Questo provoca in lui una perenne sensazione di sradicamento.
Alla sua prima raccolta poetica, Vita e canti del 1894, segue l’anno dopo Sacrificio ai Lari. Di seguito escono Incoronato di sogno nel 1896 e Avvento nel 1897, l’anno in cui conosce Lou Andreas-Salomè, moglie dello studioso berlinese Andreas. Lou germanizza il nome Renè in Rainer.  Nel 1901, dopo l’abbandono da parte della donna, sposa la scultrice Clara Westhoff da cui avrà una figlia. Poco dopo la nascita della figlia il matrimonio si scioglie. Vive del sostegno e dell’ospitalità di amici, e spesso incontra serie difficoltà economiche.
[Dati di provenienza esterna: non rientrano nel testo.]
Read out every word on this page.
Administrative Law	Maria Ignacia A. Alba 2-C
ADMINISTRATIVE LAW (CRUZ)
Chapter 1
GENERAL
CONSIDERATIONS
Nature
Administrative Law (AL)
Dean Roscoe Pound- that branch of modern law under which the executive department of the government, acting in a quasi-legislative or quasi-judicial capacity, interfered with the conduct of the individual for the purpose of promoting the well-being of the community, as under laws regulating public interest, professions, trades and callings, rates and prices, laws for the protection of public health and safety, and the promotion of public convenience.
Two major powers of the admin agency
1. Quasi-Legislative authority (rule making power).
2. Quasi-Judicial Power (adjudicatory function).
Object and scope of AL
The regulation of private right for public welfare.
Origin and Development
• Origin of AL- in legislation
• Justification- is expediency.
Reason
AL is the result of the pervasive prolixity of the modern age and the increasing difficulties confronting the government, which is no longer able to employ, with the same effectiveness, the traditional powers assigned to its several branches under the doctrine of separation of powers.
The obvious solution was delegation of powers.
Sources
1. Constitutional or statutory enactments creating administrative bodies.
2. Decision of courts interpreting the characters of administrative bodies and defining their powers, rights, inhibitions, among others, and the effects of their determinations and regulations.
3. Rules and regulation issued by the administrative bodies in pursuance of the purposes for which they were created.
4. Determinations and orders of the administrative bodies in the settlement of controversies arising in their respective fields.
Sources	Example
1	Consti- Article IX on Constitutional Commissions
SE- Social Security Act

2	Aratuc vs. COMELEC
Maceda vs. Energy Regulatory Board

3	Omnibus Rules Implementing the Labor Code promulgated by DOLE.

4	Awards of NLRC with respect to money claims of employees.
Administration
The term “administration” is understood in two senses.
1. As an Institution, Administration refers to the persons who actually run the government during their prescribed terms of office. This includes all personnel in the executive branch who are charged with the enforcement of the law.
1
Ospite della contessa Thurn und Taxis a Duino, Rilke scrive le Elegie Duinesi, una delle maggiori opere poetiche del Novecento.Poco dopo muore di leucemia il 29 dicembre 1926. 

 

Spegnimi gli occhi…

L’amore per Lou si è impossessato a tal punto dell’animo del poeta, imbevendolo totalmente, che anche se il suo corpo fosse smembrato ed annullato egli continuerebbe a portarla nel proprio sangue. 

Spegnimi gli occhi: posso vederti

sigillami gli orecchi: posso udirti

e senza piedi ancora posso venire da te

e senza bocca ancora posso implorarti.

Spezzami le braccia: col mio cuore

ti stringerò come una mano,

strappami il cuore e il mio cervello pulserà

e pur se getterai nel fuoco il mio cervello

ti porterò nel sangue. 

Sono nelle tenebre e come cieco

Per il poeta l’abbandono da parte della donna amata, dopo i momenti dell’esaltazione, in cui si è sentito plasmato da lei, in cui lei era tutto, madre, amica, figlia, è un profondo abisso che lo ha inghiottito.

I

Sono nelle tenebre e come cieco,

perché il mio sguardo più non ti ritrova.

Un velario è per me il folle tumulto

dei giorni, e tu sei là dietro.

Lo fisso con occhi sbarrati sperando che s’alzi,

il velario, là dietro la mia vita vive,

il suo valore, la sua norma –

e insieme la mia morte – .

II

A me ti stringesti, e non per scherno,

solo così, come la mano che plasma alla creta si stringe.

Mano con la potenza del creatore.

Sognava una forma – poi si stancò, cedette,

mi lasciò cadere, e mi spezzai.

 

III

Fosti per me la più materna delle madri,

fosti un amico, come gli uomini lo sono,

una donna fosti da guardare,

più spesso ancora tu fosti un bimbo.

Fosti la dolcezza più alta che incontrai,

la durezza più aspra contro cui lottai.

La vetta fosti, che mi benedì,

ora sei l’abisso che mi ha inghiottito.